Good communication would surely make the whole process better, giving everyone an understanding to what’s happening. There can be nothing worse than receiving little updates, with the confusion and uncertainty this brings. In my mind, having gone through what we did, it would have been far better being fully informed about everything and not left to guess as events unfolded.
Talking of confusion. One of the many visits to the hospital – a doctor who we had never seen before asked me and my youngest daughter to go into a little room in the corner of the ward to speak to us. I will never forget this conversation. She informed us that she had put my mother on a DNR and had started her on the Liverpool care pathway to make her comfortable. We were in shock, particularly my 15 year old daughter. No one has told us to prepare for this. And no one even explained to us what this pathway was or what this meant? I had to google it afterwards on my phone. This is a delicate situation handled badly that could have resulted in long-term psychological consequences which fortunately in our case didn’t but I’m sure others haven’t been as fortunate.
It was obvious how breaking bad news, particularly discussing prognosis, requires excellent communication skills which wasn’t something this doctor had been trained to do well enough.
It didn’t end there though. I had similar conversations over the next 6 weeks or so with various doctors who kept taking her off the pathway and putting her back on. Not one of them had an open and honest conversation with us, no one said the words ‘your mother is dying’. Nor did they ever tell us what had actually happened, or what was happening to keep her in an almost permanent sleep.
Then out of the blue she was allowed to be bought home. After nearly three months in hospital and being on and off the pathway she was highly malnourished and had lost a lot of weight. I did my research on this pathway and normally if people are on it it’s because they’re meant to not last no more than a few days. We thought she came home as she was getting better. No one told us she came home to die. So when she did within a week of being back, you could say although a slight relief as now she was not suffering, it made our grieving process worse and as a family we hadn’t been prepared for my mum’s death.
Afterwards nobody ever explained what happened or answered any questions. We really never did gain closure about anything that we all went through for those 3 months.
Like I said the care she received was good the majority of the time but the communication was seriously lacking.
We were never provided regular opportunities for communication or be put in a situation where we understood or were updated about her condition, treatment and or care given to our mum.
Since those days, nearly three years ago, my daughter has informed me that the Liverpool care pathway has now been removed as ‘it was being misused’. I really hope that no one would have to go through this. I know that because my daughter did, it was the motivation behind her deciding to become a nurse and this experience I have no doubts will endure nobody under her care will ever be treated this way.

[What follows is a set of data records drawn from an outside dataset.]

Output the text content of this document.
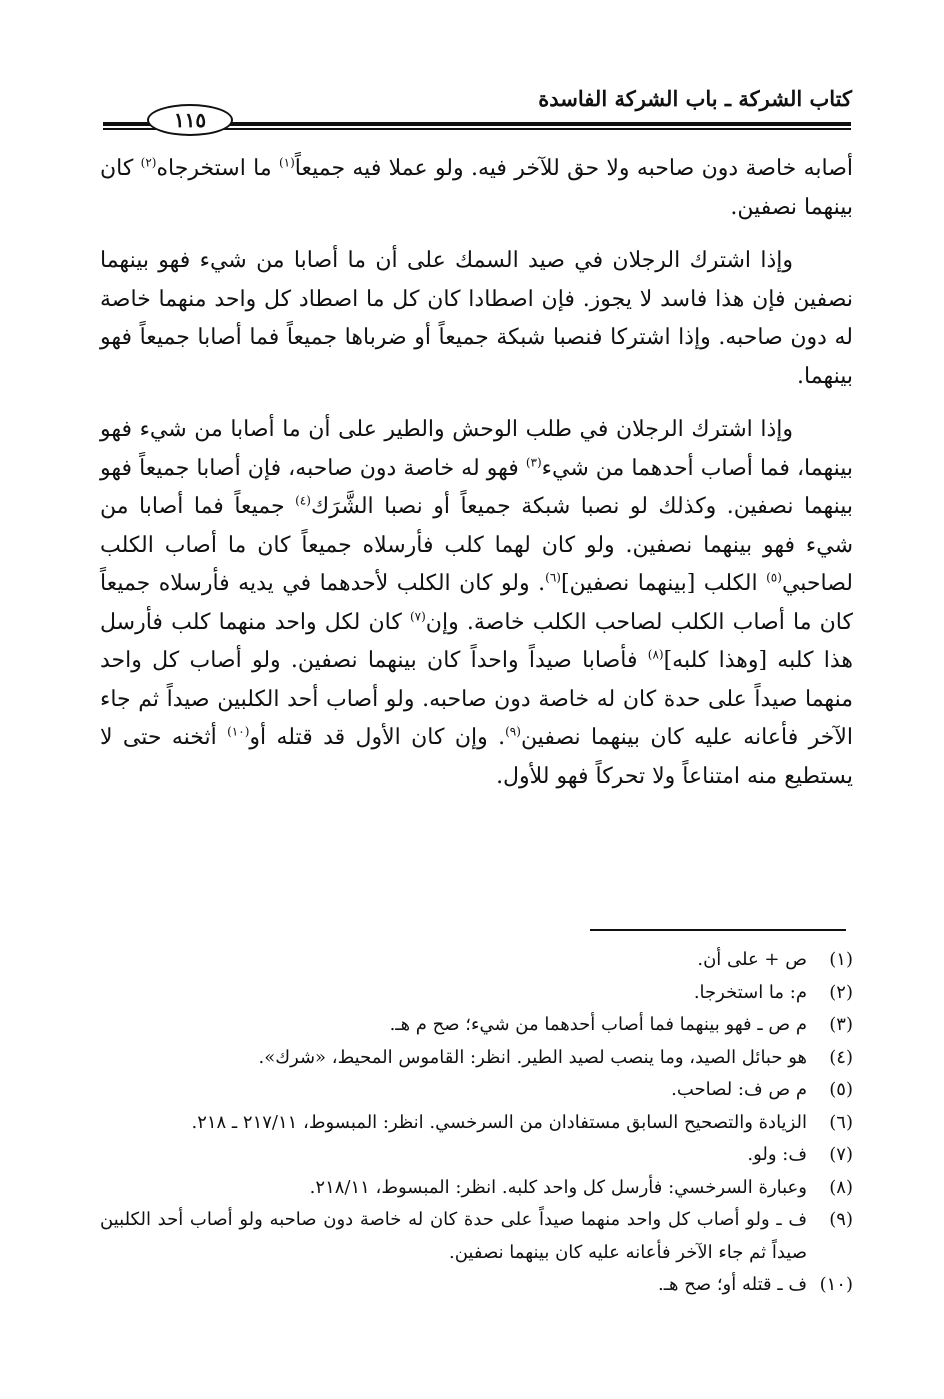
كتاب الشركة ـ باب الشركة الفاسدة
١١٥

أصابه خاصة دون صاحبه ولا حق للآخر فيه. ولو عملا فيه جميعاً$^{(١)}$ ما استخرجاه$^{(٢)}$ كان بينهما نصفين.

وإذا اشترك الرجلان في صيد السمك على أن ما أصابا من شيء فهو بينهما نصفين فإن هذا فاسد لا يجوز. فإن اصطادا كان كل ما اصطاد كل واحد منهما خاصة له دون صاحبه. وإذا اشتركا فنصبا شبكة جميعاً أو ضرباها جميعاً فما أصابا جميعاً فهو بينهما.

وإذا اشترك الرجلان في طلب الوحش والطير على أن ما أصابا من شيء فهو بينهما، فما أصاب أحدهما من شيء$^{(٣)}$ فهو له خاصة دون صاحبه، فإن أصابا جميعاً فهو بينهما نصفين. وكذلك لو نصبا شبكة جميعاً أو نصبا الشَّرَك$^{(٤)}$ جميعاً فما أصابا من شيء فهو بينهما نصفين. ولو كان لهما كلب فأرسلاه جميعاً كان ما أصاب الكلب لصاحبي$^{(٥)}$ الكلب [بينهما نصفين]$^{(٦)}$. ولو كان الكلب لأحدهما في يديه فأرسلاه جميعاً كان ما أصاب الكلب لصاحب الكلب خاصة. وإن$^{(٧)}$ كان لكل واحد منهما كلب فأرسل هذا كلبه [وهذا كلبه]$^{(٨)}$ فأصابا صيداً واحداً كان بينهما نصفين. ولو أصاب كل واحد منهما صيداً على حدة كان له خاصة دون صاحبه. ولو أصاب أحد الكلبين صيداً ثم جاء الآخر فأعانه عليه كان بينهما نصفين$^{(٩)}$. وإن كان الأول قد قتله أو$^{(١٠)}$ أثخنه حتى لا يستطيع منه امتناعاً ولا تحركاً فهو للأول.

(١)
ص + على أن.
(٢)
م: ما استخرجا.
(٣)
م ص ـ فهو بينهما فما أصاب أحدهما من شيء؛ صح م هـ.
(٤)
هو حبائل الصيد، وما ينصب لصيد الطير. انظر: القاموس المحيط، «شرك».
(٥)
م ص ف: لصاحب.
(٦)
الزيادة والتصحيح السابق مستفادان من السرخسي. انظر: المبسوط، ٢١٧/١١ ـ ٢١٨.
(٧)
ف: ولو.
(٨)
وعبارة السرخسي: فأرسل كل واحد كلبه. انظر: المبسوط، ٢١٨/١١.
(٩)
ف ـ ولو أصاب كل واحد منهما صيداً على حدة كان له خاصة دون صاحبه ولو أصاب أحد الكلبين صيداً ثم جاء الآخر فأعانه عليه كان بينهما نصفين.
(١٠)
ف ـ قتله أو؛ صح هـ.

It is my conclusion that end of life care is not something that doctors or nurses are taught about well based on my own personal experiences and is something that appropriate training needs to be given. Constant, concise, sensitive and effective communication is vital to ensure everyone understands what is happening and why decisions have been made. Well trained and professionally competent medical teams providing high standards of communication to patients and their families at the end of life care will make a huge difference as will providing support, comfort and understanding at such a challenging time.